R0 - HKLM\Software\Microsoft\Internet Explorer\Main,Start Page = http://www.gatewaybiz.com
O16 - DPF: {9732FB42-C321-11D1-836F-00A0C993F125} (mhLabel Class) - http://www.pcpitstop.com/mhLbl.cab

No need for gatewaybiz to be your start page, change it to google or something. And you probably don't need the pcpitstop control anymore.

I suppose you already tried the ActiveX test page from PCpitstop? Maybe that is why you have that control in your HJT log.
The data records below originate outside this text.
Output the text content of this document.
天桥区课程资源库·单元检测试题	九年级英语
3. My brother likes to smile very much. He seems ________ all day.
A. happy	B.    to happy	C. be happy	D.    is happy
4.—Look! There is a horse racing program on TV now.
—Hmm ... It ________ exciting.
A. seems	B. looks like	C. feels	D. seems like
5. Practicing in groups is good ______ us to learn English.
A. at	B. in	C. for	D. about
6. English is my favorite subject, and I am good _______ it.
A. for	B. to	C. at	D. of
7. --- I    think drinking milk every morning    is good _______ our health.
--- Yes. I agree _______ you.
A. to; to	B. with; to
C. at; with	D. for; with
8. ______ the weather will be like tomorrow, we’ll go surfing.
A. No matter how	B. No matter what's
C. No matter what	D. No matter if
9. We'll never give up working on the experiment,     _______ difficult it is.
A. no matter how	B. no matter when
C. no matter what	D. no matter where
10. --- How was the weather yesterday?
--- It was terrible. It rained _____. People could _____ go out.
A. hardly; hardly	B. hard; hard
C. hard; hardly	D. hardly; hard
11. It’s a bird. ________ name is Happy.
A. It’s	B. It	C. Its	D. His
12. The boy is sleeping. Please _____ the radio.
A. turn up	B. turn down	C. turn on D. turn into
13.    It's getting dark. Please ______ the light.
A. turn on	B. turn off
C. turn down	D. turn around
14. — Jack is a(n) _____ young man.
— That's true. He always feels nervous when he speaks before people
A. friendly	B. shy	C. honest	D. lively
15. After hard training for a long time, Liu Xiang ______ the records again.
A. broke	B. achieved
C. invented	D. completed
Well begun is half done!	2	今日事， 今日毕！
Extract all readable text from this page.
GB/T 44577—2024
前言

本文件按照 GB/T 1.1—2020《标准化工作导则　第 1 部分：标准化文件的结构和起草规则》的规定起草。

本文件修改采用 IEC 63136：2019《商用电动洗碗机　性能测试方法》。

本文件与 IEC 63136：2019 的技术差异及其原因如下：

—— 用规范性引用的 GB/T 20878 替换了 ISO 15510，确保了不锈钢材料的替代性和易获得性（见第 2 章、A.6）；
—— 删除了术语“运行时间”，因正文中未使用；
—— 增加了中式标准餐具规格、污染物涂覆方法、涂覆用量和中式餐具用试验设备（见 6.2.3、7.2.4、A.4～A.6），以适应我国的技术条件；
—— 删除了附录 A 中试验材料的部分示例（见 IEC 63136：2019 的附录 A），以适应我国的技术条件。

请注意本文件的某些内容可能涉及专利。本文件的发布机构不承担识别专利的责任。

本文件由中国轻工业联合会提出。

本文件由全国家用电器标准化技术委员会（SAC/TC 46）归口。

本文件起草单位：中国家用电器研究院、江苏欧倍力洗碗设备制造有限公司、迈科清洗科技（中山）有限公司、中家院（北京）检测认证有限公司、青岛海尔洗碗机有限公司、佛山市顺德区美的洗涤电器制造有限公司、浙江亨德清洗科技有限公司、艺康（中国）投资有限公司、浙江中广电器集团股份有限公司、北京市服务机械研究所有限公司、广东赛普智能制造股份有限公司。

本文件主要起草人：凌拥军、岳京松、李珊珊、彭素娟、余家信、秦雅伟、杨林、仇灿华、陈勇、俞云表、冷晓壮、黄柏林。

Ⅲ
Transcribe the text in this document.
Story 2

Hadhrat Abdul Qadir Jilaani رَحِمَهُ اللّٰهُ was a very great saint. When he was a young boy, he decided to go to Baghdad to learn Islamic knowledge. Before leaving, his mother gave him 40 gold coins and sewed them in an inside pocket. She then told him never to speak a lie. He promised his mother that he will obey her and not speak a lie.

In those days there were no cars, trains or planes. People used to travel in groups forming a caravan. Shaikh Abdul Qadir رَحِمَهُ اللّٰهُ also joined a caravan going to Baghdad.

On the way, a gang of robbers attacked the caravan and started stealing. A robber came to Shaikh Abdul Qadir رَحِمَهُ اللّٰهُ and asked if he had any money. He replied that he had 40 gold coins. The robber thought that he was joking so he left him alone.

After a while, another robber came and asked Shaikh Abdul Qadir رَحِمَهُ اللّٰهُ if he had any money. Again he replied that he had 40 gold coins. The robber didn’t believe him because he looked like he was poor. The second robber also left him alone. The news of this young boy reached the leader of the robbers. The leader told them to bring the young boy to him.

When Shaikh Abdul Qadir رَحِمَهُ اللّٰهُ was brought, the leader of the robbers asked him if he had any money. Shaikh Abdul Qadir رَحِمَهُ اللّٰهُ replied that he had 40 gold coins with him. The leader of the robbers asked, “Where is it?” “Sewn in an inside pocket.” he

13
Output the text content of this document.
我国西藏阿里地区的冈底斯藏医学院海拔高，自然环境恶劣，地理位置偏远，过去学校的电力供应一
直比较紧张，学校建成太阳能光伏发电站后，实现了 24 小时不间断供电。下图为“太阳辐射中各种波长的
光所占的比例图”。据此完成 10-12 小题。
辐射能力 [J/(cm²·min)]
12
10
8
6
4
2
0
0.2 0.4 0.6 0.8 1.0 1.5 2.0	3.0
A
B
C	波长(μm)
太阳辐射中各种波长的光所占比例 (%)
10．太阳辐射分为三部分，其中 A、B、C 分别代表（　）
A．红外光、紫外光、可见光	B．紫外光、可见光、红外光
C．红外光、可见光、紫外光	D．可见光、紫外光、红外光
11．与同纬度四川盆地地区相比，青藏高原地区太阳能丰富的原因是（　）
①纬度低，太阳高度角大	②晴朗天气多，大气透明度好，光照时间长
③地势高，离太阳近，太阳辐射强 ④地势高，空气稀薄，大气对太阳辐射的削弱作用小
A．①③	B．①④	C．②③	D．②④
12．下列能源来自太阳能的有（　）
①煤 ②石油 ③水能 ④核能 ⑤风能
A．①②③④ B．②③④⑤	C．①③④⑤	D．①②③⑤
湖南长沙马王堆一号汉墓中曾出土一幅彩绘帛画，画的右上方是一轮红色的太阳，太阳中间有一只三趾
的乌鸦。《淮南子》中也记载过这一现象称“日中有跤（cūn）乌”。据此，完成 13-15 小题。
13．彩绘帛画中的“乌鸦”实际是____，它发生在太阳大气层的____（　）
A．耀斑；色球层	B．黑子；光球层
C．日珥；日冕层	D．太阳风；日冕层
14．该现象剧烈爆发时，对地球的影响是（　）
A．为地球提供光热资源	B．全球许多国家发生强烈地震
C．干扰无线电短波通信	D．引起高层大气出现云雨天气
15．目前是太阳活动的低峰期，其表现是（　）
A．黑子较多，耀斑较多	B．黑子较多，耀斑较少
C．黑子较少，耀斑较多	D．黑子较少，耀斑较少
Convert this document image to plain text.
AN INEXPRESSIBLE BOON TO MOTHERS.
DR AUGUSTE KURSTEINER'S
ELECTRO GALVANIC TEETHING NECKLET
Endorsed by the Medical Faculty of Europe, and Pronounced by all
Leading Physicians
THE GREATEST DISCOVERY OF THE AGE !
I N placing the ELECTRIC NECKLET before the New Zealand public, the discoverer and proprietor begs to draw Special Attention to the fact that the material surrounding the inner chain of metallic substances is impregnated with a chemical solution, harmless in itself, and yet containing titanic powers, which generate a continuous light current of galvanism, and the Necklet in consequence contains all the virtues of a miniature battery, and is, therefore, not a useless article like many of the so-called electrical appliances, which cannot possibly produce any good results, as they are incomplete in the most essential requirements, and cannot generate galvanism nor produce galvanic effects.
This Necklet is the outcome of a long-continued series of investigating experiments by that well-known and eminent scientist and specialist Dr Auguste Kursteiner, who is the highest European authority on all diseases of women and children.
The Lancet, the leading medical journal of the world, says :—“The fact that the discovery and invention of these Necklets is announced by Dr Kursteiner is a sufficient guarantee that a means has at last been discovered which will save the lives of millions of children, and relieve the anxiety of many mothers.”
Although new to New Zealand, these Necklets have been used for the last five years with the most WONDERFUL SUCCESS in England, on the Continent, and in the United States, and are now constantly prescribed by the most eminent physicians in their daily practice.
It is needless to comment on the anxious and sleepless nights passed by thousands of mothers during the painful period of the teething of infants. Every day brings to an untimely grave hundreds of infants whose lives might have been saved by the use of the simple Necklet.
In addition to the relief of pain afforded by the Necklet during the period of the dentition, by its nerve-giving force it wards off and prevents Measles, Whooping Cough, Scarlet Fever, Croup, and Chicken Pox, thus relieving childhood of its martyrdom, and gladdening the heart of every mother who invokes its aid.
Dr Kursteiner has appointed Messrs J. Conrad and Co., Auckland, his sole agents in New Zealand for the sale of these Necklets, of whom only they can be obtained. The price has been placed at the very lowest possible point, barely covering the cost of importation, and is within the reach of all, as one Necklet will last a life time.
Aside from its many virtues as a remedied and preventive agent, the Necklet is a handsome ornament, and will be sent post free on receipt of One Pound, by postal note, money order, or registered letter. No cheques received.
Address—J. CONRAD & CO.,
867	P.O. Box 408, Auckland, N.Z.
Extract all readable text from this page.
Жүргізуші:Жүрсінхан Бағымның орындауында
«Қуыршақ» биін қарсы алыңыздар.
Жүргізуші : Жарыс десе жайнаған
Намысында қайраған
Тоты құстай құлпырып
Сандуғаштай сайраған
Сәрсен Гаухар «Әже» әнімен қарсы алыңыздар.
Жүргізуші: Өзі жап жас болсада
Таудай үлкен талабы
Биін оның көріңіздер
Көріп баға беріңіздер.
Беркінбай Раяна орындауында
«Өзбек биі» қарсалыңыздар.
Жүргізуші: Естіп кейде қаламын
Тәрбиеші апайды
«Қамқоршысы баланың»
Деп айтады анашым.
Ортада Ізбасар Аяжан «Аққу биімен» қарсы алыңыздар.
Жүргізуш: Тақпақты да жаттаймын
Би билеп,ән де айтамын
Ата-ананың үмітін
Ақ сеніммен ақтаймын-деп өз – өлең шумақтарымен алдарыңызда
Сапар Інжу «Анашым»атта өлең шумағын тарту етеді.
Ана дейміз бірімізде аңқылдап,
Try it again: http://www.pcpitstop.com/testax.asp

It will lead you on how to check your browser for ActiveX support in the Security Settings.
If the security settings are right, I'll have to post a batch file I made so you can register the right DLLs automatically.

Lastly, just for the heck of it, if you still want the MSBeta, or any Microsoft software and updates that need validation, do this:

Open Internet Explorer
Go to Tools and Internet Options
Click the "Programs" tab
Click the "Manage Addons" button
When the list populates, find the one called "Windows Genuine Advantage"
Click on it once, and then select the "Disable" radio button down below
Then exit out of the screens

Now you should be able to download things without the annoying validation.

 

[Jenni3587]

Thanks so much. maybe i can finally get a handle on my computer, instead of the other way around.

I HAVE THE POWER.....lol.

I have actually gotten pretty addicted to these forums, so i will still be around.